Qu’est-ce qu’un polluant organique persistant (POP) ?
Les polluants organiques persistants sont des composés persistants, bioaccumulables et toxiques. Parmi les POP, on distingue différentes familles de composés dont les dioxines (PCDD), les furanes (PCDF), les polychlorobiphényles (PCB) et les substances perfluoroalkylées et polyfluoroalkylées (PFAS).
- Les dioxines (PCDD) et furanes (PCDF) sont des sous-produits indésirables de la combustion des déchets (incinération des ordures ménagères, brûlage de déchets verts…) et de certains procédés industriels (blanchiment des pâtes à papier par exemple) qu’on peut retrouver dans l’environnement du fait de rejets passés ou actuels. Les émissions de ces molécules, liées aux activités autorisées d’incinération, dans l’atmosphère ont fortement réduit au cours des dernières décennies avec la mise en place de procédés de traitement de plus en plus efficaces.
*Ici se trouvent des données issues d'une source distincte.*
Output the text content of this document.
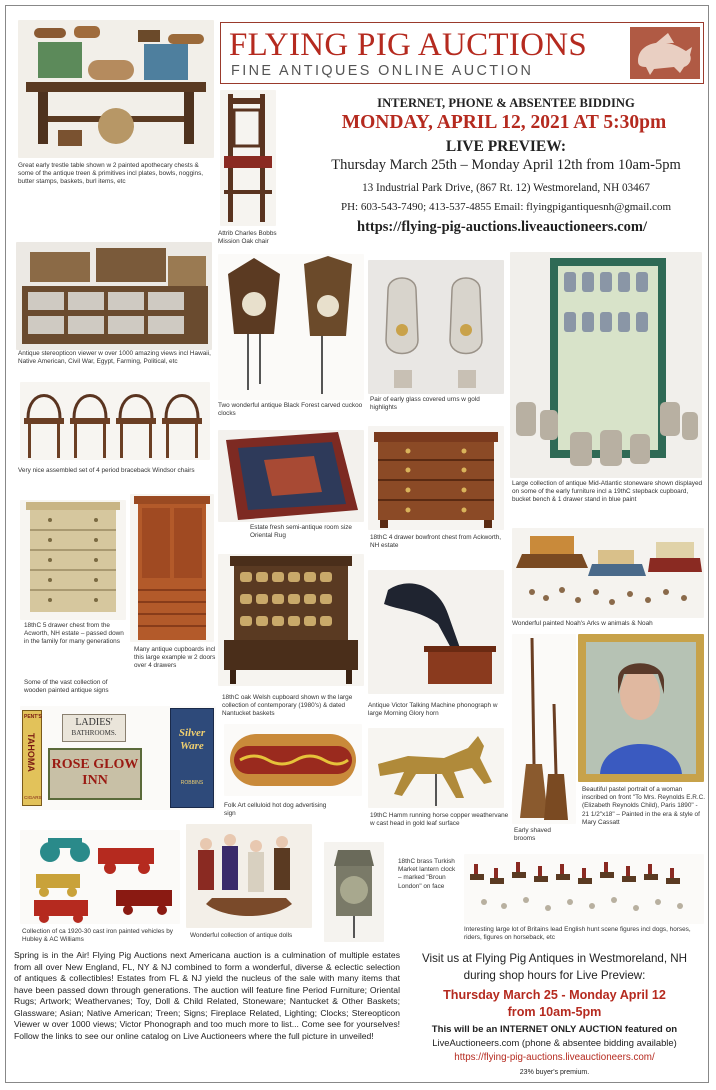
FLYING PIG AUCTIONS
FINE ANTIQUES ONLINE AUCTION
Attrib Charles Bobbs Mission Oak chair
INTERNET, PHONE & ABSENTEE BIDDING
MONDAY, APRIL 12, 2021 AT 5:30pm
LIVE PREVIEW:
Thursday March 25th – Monday April 12th from 10am-5pm
13 Industrial Park Drive, (867 Rt. 12) Westmoreland, NH 03467
PH: 603-543-7490; 413-537-4855 Email: flyingpigantiquesnh@gmail.com
https://flying-pig-auctions.liveauctioneers.com/
Great early trestle table shown w 2 painted apothecary chests & some of the antique treen & primitives incl plates, bowls, noggins, butter stamps, baskets, burl items, etc
Antique stereopticon viewer w over 1000 amazing views incl Hawaii, Native American, Civil War, Egypt, Farming, Political, etc
Two wonderful antique Black Forest carved cuckoo clocks
Pair of early glass covered urns w gold highlights
Large collection of antique Mid-Atlantic stoneware shown displayed on some of the early furniture incl a 19thC stepback cupboard, bucket bench & 1 drawer stand in blue paint
Very nice assembled set of 4 period braceback Windsor chairs
Estate fresh semi-antique room size Oriental Rug	18thC 4 drawer bowfront chest from Ackworth, NH estate
18thC 5 drawer chest from the Acworth, NH estate – passed down in the family for many generations
Some of the vast collection of wooden painted antique signs
Many antique cupboards incl this large example w 2 doors over 4 drawers
18thC oak Welsh cupboard shown w the large collection of contemporary (1980's) & dated Nantucket baskets
Antique Victor Talking Machine phonograph w large Morning Glory horn
Wonderful painted Noah's Arks w animals & Noah
PENT'S
TAHOMA
CIGARS
LADIES'
BATHROOMS.
ROSE GLOW
INN
Silver
Ware
ROBBINS
Folk Art celluloid hot dog advertising sign	19thC Hamm running horse copper weathervane w cast head in gold leaf surface
Early shaved brooms
Beautiful pastel portrait of a woman inscribed on front "To Mrs. Reynolds E.R.C. (Elizabeth Reynolds Child), Paris 1890" - 21 1/2"x18" – Painted in the era & style of Mary Cassatt
Collection of ca 1920-30 cast iron painted vehicles by Hubley & AC Williams
Wonderful collection of antique dolls
18thC brass Turkish Market lantern clock – marked "Broun London" on face
Interesting large lot of Britains lead English hunt scene figures incl dogs, horses, riders, figures on horseback, etc
Spring is in the Air! Flying Pig Auctions next Americana auction is a culmination of multiple estates from all over New England, FL, NY & NJ combined to form a wonderful, diverse & eclectic selection of antiques & collectibles! Estates from FL & NJ yield the nucleus of the sale with many items that have been passed down through generations. The auction will feature fine Period Furniture; Oriental Rugs; Artwork; Weathervanes; Toy, Doll & Child Related, Stoneware; Nantucket & Other Baskets; Glassware; Asian; Native American; Treen; Signs; Fireplace Related, Lighting; Clocks; Stereopticon Viewer w over 1000 views; Victor Phonograph and too much more to list... Come see for yourselves! Follow the links to see our online catalog on Live Auctioneers where the full picture in unveiled!
Visit us at Flying Pig Antiques in Westmoreland, NH
during shop hours for Live Preview:
Thursday March 25 - Monday April 12
from 10am-5pm
This will be an INTERNET ONLY AUCTION featured on
LiveAuctioneers.com (phone & absentee bidding available)
https://flying-pig-auctions.liveauctioneers.com/
23% buyer's premium.
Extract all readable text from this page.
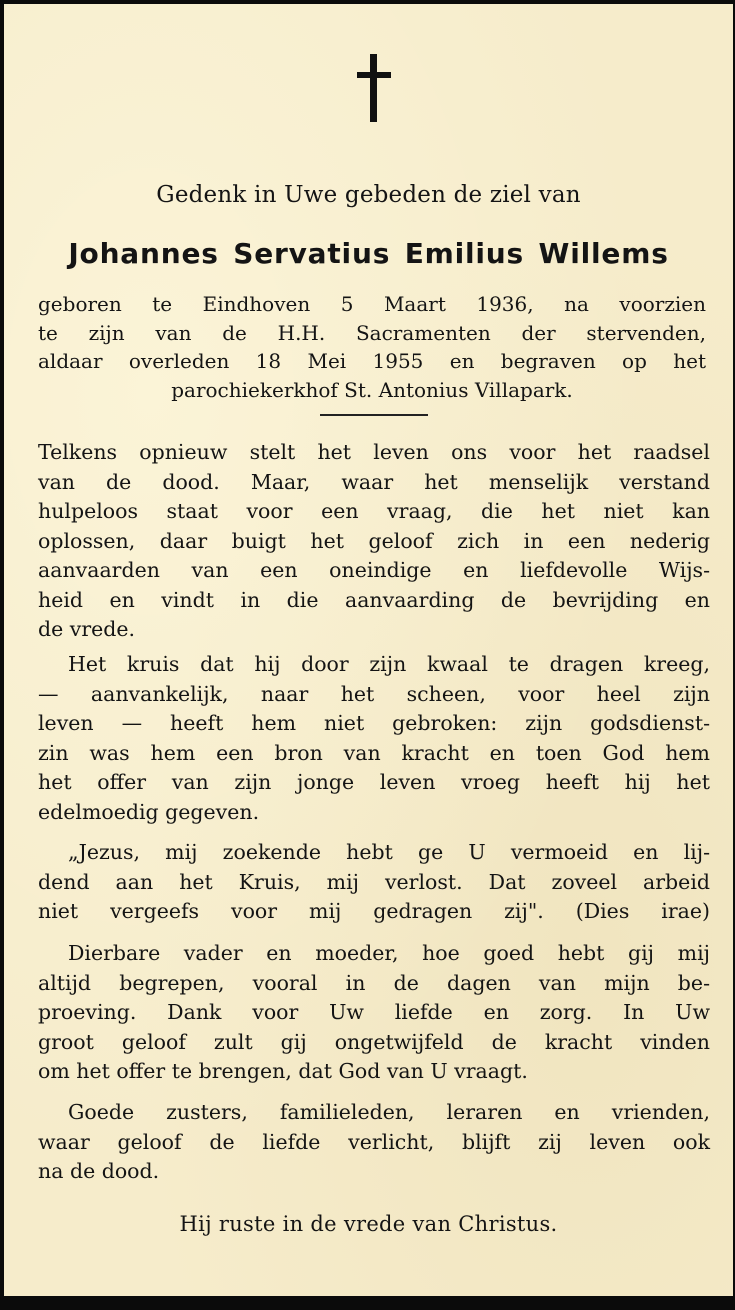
Gedenk in Uwe gebeden de ziel van
Johannes Servatius Emilius Willems
geboren te Eindhoven 5 Maart 1936, na voorzien
te zijn van de H.H. Sacramenten der stervenden,
aldaar overleden 18 Mei 1955 en begraven op het
parochiekerkhof St. Antonius Villapark.
Telkens opnieuw stelt het leven ons voor het raadsel
van de dood. Maar, waar het menselijk verstand
hulpeloos staat voor een vraag, die het niet kan
oplossen, daar buigt het geloof zich in een nederig
aanvaarden van een oneindige en liefdevolle Wijs-
heid en vindt in die aanvaarding de bevrijding en
de vrede.
Het kruis dat hij door zijn kwaal te dragen kreeg,
— aanvankelijk, naar het scheen, voor heel zijn
leven — heeft hem niet gebroken: zijn godsdienst-
zin was hem een bron van kracht en toen God hem
het offer van zijn jonge leven vroeg heeft hij het
edelmoedig gegeven.
„Jezus, mij zoekende hebt ge U vermoeid en lij-
dend aan het Kruis, mij verlost. Dat zoveel arbeid
niet vergeefs voor mij gedragen zij". (Dies irae)
Dierbare vader en moeder, hoe goed hebt gij mij
altijd begrepen, vooral in de dagen van mijn be-
proeving. Dank voor Uw liefde en zorg. In Uw
groot geloof zult gij ongetwijfeld de kracht vinden
om het offer te brengen, dat God van U vraagt.
Goede zusters, familieleden, leraren en vrienden,
waar geloof de liefde verlicht, blijft zij leven ook
na de dood.
Hij ruste in de vrede van Christus.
- Les polychlorobiphényles (PCB) constituent une famille de molécules chimiques de synthèse, massivement utilisée au cours du 20ème siècle pour de multiples usages en raison de leurs propriétés physico-chimiques (lubrifiant, isolant). Leur production et leur utilisation est totalement interdite depuis 1987. Leur présence dans l’environnement est principalement due aux anciens usages en milieu urbain (adhésifs, huiles, peintures…) et à des pollutions accidentelles et localisées (par exemple une fuite d’huile dans les transformateurs électriques où le pyralène était utilisé comme isolant électrique).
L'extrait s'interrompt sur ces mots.